The Last Time I Wore a Dress ("At fifteen years old, Daphne Scholinski was committed to a mental institution and awarded the dubious diagnosis of "Gender Identity Disorder." She spent three years--and over a million dollars of insurance--"treating" the problem...with makeup lessons and instructions in how to walk like a girl.") was 224 pages (55,552 words).
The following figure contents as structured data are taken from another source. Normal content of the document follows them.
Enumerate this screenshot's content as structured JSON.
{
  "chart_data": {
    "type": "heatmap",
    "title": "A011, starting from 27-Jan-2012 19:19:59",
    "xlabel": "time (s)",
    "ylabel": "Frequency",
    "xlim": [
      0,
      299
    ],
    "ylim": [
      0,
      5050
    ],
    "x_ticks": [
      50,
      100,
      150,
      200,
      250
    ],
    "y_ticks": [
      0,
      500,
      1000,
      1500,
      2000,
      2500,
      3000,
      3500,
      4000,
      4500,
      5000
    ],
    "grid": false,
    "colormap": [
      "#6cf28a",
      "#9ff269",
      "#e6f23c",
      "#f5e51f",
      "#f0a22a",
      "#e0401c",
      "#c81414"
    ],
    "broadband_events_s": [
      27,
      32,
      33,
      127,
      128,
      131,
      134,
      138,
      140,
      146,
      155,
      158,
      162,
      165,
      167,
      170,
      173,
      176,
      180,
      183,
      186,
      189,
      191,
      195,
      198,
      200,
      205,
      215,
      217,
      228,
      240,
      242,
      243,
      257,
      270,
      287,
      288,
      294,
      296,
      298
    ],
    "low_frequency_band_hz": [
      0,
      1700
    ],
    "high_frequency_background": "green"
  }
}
Stone Butch Blues by Leslie Feinberg ("Woman or man? This internationally acclaimed novel looks at the world through the eyes of Jess Goldberg, a masculine girl growing up in the "Ozzie and Harriet" McCarthy era and coming out as a young butch lesbian in the pre-Stonewall gay drag bars of a blue-collar town") was 308 pages (77,000 words).

And Jennifer Finney Boylan's She's Not There ("The exuberant memoir of a man named James who became a woman named Jenny. She’s Not There is the story of a person changing genders, the story of a person bearing and finally revealing a complex secret; above all, it is a love story") ran to 352 pages (91,520 words).

None of those is quite as long as The Story of Q. Is that worrisome? Relevant? I don't know for sure, but it doesn't make me very comfortable with the notion of making my book yet longer in pursuit of more vivid scenes and paragraphs.

I had two publishers sign contracts to publish this book; I need to remember that and not blame my writing for the rejection slips I get.

I'm looking for the sweet point, where I've laid down the trajectory of experiences I went through that culminated in me deciding I had a different kind of identity than the people around me, and explained that in enough detail and enough emotional vividness to convey that.